RTF: BLM plan to wipe out Wyoming’s wild horses illegal

 

Return to Freedom on Friday slammed the Bureau of Land Management’s plan to zero-out two wild horse Herd Management Areas in southwest Wyoming, slash the herd population on a third and potentially use dangerous, painful and costly surgical sterilization of mares to restrict population growth.

“This is not only wrong — it’s illegal,” said Neda DeMayo, president of RTF. “The BLM is putting an agreement with ranchers in front of its responsibilities under the Wild and Free-Roaming Horses and Burros Act.

“Federally protected wild horse and burro populations on our public lands must not be allowed to be removed due to private landowner pressure or, soon, whole herds will vanish not just from Wyoming but across the West.”

Under the plan, the BLM would:

  • zero-out the population of the Great Divide Basin and Salt Wells Creek Herd Management Areas (current combined “Appropriate Management Level”: 666-965 wild horses);
  • reduce the population in part of the Adobe Town Herd Management Area to zero and reduce the AML, or population goal, from 610-800 wild horses down to 259-536;
  • leave the White Mountain Herd Management Area AML at 205-300.

The BLM considered making the White Mountain HMA herd non-reproducing, but its preferred alternative in the final Environmental Impact Statement does note that “population growth suppression tools” including spaying and gelding, which RTF strongly opposes, may be used to limit population growth.

The BLM has not yet issued a final decision record, but it has already set the stage for the changes. Starting last October, the agency spent more than $1.1 million to capture and remove 3,502 wild horses from their southwest Wyoming home ranges during a three-month-long helicopter roundup in which 37 horses died.

The BLM says that it is amending a Resource Management Plan to comply with a 2013 consent decree that the agency entered into with the Rock Springs Grazing Association.

The ranching group sued for the removal of all of the wild horses from the 2-million-acre Checkerboard region, an unfenced area of alternating, one-mile-square blocks of public and private land set up in the 1860s as part of negotiations with the Union Pacific railroad.

BLM’s lone reason for its planned changes: creating a barrier between public and private lands is difficult.

“That’s not good enough for the agency charged with conserving wild horses on our public lands on behalf of all Americans,” DeMayo said. “Government agencies don’t get to throw up their hands just because Congress handed them a challenge.”

BLM’s plan demonstrates explicit bias. It considered only reallocating forage from wild horses to other wildlife or livestock without making an equivalent amount of forage available to wild horses elsewhere.

The BLM already allows up to 191,791 Animal Unit Months of private livestock grazing on allotments overlapping the Herd Management Areas to as few as 18,600 AUM for wild horses (one AUM is the amount of forage needed to sustain one cow-calf pair, one horse or five sheep for one month).
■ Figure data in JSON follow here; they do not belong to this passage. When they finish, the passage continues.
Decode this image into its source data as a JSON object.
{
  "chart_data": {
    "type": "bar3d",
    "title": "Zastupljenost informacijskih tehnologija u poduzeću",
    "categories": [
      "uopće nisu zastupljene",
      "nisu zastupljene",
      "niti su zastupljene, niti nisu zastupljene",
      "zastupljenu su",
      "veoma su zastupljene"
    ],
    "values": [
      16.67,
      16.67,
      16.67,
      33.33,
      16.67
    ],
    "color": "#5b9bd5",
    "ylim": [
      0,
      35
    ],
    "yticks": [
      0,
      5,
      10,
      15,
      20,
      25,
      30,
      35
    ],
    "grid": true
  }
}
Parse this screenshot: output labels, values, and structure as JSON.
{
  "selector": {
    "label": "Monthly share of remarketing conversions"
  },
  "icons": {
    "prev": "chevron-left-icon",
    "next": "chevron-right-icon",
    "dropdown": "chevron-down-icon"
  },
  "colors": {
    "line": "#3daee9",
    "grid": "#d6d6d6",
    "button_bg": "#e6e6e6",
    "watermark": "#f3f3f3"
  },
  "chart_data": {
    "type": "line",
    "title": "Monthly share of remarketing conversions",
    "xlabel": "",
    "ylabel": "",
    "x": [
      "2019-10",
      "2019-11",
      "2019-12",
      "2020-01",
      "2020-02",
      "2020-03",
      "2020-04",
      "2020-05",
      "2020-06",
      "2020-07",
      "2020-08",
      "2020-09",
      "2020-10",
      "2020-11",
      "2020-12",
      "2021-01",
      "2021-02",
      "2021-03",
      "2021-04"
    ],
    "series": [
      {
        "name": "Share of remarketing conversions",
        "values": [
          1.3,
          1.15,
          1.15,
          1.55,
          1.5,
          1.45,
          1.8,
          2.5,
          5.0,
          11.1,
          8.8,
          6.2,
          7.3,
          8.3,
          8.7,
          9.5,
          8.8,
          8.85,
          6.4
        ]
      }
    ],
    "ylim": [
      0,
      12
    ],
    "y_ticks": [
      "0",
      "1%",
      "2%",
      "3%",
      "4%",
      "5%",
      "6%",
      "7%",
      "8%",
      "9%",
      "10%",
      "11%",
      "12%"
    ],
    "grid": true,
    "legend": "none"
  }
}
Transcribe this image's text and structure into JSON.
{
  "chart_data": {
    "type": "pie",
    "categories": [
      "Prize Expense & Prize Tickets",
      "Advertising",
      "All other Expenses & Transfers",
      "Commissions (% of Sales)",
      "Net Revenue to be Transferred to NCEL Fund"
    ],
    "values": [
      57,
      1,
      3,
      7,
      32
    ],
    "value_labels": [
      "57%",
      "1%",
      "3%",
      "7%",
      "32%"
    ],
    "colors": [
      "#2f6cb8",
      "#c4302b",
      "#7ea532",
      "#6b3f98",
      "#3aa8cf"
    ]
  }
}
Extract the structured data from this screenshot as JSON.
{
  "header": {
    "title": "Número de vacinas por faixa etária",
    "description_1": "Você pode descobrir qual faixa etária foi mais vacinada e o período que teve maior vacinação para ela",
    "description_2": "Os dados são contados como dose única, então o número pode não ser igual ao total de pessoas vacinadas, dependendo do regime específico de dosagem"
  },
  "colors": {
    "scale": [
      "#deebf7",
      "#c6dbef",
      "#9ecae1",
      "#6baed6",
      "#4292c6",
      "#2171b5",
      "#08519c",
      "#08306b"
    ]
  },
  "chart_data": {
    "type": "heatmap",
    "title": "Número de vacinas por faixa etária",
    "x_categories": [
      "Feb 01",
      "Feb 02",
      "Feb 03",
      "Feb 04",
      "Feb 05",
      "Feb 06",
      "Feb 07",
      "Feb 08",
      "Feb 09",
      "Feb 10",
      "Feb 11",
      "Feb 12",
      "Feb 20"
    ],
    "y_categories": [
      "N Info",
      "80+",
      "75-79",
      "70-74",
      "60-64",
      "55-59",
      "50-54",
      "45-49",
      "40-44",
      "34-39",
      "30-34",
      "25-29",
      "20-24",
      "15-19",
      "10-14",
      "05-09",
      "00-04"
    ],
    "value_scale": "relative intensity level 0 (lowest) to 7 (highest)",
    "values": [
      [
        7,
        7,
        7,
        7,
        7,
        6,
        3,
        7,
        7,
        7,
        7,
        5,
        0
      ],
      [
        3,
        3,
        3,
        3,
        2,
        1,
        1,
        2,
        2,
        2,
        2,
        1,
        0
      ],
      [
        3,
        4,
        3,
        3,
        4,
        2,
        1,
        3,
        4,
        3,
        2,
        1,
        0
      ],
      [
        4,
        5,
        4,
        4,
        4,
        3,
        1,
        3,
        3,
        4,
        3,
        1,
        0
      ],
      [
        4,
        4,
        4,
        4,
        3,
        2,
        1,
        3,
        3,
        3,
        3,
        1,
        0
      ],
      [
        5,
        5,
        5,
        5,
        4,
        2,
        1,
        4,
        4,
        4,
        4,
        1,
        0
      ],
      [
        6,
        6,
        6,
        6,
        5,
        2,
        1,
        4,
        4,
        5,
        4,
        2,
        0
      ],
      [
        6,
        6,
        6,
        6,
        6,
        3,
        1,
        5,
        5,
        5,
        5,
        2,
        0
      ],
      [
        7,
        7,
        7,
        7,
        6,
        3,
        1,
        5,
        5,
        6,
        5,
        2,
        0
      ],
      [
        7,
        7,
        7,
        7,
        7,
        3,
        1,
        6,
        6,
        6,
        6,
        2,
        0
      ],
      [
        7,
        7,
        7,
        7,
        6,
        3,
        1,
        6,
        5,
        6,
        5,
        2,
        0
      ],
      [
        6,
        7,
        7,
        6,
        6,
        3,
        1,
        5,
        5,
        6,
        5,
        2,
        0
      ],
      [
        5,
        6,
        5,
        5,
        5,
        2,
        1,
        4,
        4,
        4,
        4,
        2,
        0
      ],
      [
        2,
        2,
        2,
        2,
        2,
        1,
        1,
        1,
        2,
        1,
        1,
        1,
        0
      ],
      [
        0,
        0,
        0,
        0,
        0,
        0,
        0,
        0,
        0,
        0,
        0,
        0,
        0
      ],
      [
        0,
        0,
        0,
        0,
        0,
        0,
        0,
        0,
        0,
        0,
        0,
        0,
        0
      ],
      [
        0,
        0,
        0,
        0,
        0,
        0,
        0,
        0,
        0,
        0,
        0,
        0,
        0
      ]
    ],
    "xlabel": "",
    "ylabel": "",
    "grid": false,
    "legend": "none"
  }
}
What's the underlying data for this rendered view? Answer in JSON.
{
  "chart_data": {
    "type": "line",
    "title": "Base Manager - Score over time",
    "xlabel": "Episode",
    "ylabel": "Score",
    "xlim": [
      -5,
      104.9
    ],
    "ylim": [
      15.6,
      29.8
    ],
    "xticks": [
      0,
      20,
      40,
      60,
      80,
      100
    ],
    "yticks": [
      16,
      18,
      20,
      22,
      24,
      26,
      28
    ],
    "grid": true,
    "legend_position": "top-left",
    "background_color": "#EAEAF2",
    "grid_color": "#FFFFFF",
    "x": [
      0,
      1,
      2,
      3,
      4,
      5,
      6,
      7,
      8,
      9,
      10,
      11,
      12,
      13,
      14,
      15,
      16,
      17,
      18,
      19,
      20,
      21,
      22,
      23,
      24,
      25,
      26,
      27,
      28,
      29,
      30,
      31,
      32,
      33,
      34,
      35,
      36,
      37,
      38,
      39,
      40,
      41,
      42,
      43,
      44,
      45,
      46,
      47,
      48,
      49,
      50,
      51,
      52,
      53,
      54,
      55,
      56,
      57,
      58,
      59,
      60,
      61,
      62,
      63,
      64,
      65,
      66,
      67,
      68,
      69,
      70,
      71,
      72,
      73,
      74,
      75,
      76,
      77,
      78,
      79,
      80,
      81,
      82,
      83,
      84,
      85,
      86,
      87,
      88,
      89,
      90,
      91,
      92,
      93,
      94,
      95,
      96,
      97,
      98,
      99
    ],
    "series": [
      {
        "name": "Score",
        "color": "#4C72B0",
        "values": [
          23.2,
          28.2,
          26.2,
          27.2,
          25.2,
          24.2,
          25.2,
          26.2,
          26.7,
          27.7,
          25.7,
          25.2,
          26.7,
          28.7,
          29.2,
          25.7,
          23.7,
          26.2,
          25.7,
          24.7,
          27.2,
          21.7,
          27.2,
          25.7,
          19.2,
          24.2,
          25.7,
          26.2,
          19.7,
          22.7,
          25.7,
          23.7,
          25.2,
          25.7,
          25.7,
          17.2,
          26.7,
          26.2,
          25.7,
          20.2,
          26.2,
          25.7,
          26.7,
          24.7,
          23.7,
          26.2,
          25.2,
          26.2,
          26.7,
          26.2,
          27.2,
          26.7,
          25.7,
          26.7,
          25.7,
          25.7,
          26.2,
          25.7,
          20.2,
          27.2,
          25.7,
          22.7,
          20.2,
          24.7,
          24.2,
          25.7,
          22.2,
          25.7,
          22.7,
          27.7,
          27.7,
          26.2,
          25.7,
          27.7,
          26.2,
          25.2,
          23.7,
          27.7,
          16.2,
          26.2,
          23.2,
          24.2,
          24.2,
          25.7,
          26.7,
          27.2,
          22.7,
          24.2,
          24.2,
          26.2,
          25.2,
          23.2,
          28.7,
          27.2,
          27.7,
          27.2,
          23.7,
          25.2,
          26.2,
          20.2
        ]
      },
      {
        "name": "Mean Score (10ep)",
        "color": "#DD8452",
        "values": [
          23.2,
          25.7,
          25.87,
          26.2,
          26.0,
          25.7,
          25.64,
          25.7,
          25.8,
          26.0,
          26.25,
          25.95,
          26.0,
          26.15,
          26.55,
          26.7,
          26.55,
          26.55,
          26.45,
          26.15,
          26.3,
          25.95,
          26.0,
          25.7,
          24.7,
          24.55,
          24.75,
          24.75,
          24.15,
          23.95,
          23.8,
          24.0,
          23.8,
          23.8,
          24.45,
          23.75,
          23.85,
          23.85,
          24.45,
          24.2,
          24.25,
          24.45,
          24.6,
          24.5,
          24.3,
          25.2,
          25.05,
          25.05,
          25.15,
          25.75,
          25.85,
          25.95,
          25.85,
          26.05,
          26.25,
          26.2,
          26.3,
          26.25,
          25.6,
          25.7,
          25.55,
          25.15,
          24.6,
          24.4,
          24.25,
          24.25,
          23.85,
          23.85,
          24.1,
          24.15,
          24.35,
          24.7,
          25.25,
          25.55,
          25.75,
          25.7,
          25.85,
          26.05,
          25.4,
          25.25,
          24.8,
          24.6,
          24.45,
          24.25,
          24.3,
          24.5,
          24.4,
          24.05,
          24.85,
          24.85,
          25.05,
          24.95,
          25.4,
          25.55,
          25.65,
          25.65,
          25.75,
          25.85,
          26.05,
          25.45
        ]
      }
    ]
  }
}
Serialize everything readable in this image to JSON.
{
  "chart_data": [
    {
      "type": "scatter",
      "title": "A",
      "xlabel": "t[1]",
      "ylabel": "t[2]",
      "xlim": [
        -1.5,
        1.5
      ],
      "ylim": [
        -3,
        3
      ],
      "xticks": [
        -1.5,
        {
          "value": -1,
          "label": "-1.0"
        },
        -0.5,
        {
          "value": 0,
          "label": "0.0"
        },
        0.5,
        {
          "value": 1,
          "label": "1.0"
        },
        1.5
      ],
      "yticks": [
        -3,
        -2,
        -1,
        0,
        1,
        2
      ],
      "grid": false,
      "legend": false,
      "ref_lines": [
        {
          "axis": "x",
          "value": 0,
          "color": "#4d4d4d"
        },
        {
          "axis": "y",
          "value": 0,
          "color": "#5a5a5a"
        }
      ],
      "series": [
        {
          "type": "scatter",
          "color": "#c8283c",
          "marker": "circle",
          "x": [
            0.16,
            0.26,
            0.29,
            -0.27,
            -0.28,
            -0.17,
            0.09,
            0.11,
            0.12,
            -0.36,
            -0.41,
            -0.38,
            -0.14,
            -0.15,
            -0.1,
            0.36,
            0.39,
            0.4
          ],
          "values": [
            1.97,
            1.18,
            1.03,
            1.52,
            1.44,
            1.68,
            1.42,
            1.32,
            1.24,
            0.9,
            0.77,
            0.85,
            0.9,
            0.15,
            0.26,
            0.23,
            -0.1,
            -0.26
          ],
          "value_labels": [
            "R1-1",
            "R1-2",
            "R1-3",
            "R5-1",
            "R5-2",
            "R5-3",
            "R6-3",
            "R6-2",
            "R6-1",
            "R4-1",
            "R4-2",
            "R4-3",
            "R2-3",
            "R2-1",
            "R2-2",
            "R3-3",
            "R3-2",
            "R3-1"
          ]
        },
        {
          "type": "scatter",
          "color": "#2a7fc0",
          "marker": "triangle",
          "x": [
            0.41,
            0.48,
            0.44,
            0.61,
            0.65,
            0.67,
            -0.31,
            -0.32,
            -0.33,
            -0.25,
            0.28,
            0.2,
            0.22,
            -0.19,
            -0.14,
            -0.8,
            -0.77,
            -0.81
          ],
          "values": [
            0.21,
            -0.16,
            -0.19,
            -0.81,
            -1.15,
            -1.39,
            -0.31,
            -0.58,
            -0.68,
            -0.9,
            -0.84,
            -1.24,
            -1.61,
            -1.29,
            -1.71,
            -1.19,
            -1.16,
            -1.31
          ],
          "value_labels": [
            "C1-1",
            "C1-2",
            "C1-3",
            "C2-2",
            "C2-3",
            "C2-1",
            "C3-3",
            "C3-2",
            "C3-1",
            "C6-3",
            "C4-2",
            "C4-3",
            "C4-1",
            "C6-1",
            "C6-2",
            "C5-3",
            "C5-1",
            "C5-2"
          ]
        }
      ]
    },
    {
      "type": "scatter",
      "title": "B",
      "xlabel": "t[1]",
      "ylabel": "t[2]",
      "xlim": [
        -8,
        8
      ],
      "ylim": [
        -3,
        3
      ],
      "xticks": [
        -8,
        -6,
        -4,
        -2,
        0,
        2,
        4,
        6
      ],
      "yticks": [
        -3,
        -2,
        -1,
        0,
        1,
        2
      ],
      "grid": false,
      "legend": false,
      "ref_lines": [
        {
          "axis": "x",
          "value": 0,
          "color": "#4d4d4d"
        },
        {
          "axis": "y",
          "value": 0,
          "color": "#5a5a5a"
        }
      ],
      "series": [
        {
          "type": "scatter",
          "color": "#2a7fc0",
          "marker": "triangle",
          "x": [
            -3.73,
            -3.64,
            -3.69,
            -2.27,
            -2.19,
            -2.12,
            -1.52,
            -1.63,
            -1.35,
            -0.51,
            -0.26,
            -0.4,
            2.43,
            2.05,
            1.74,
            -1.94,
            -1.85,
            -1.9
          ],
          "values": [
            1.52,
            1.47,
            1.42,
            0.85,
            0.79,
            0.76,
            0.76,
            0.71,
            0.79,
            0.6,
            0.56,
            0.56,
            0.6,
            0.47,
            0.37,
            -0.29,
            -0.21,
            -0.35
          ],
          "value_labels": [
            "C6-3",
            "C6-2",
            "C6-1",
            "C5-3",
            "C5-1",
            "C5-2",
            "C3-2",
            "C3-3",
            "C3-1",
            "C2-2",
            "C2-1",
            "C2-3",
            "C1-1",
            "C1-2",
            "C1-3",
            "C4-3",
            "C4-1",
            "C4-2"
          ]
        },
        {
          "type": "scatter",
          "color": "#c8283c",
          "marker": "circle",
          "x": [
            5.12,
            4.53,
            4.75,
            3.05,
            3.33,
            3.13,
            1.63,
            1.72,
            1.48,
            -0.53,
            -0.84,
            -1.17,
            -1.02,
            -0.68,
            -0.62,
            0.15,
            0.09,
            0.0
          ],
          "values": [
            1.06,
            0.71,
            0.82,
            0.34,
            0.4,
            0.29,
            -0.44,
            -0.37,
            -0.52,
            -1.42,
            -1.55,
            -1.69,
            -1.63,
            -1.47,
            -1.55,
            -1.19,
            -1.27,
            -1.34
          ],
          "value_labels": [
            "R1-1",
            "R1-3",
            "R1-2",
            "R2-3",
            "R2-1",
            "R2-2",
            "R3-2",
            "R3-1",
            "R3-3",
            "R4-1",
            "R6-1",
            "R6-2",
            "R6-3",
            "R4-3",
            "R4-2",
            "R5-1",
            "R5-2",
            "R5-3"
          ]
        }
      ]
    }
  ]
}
The BLM apparently did not consider land swaps or other possible solutions, like scaling up a program of safe, proven and humane fertility control, an effort that would help lead to stabilization and a decrease, where necessary, of wild horse populations, with fewer horses ending up in already overcrowded off-range holding facilities at great taxpayer expense.

The BLM’s plan would set a precedent that a special-interest association could demand the removal of wild horses from not just private but public lands. The courts have already ruled on this, however.

In 2016, the U.S. Court of Appeals for the 10thCircuit sided with RTF and other wild horse advocates, ruling that conducting a 2014 wild horse roundup on the Checkerboard without going through a full planning process violated both the Wild and Free-Roaming Horses and Burros Act and Federal Land Policy Management Act. The court ruled that the BLM lacked the authority to treat the entire Checkerboard as private land from which wild horses must be removed.

The BLM must treat wild horses and burros fairly, DeMayo said.

“Wild horses and burros continue to be given the smallest allocation of land and forage while being disproportionally blamed for range degradation,” she said. “It isn’t so much the number of wild horses or livestock that is the problem, it is how they are managed on these sensitive habitats.

“All grazing mammals tend to overgraze certain areas and under-graze others. In a balanced ecosystem, predators would keep grazers moving and this works best for the land. Climatic change doesn’t prefer one species over the other. To truly create sustainable and healthy rangelands, a new model of holistic land management must be implemented across the West.”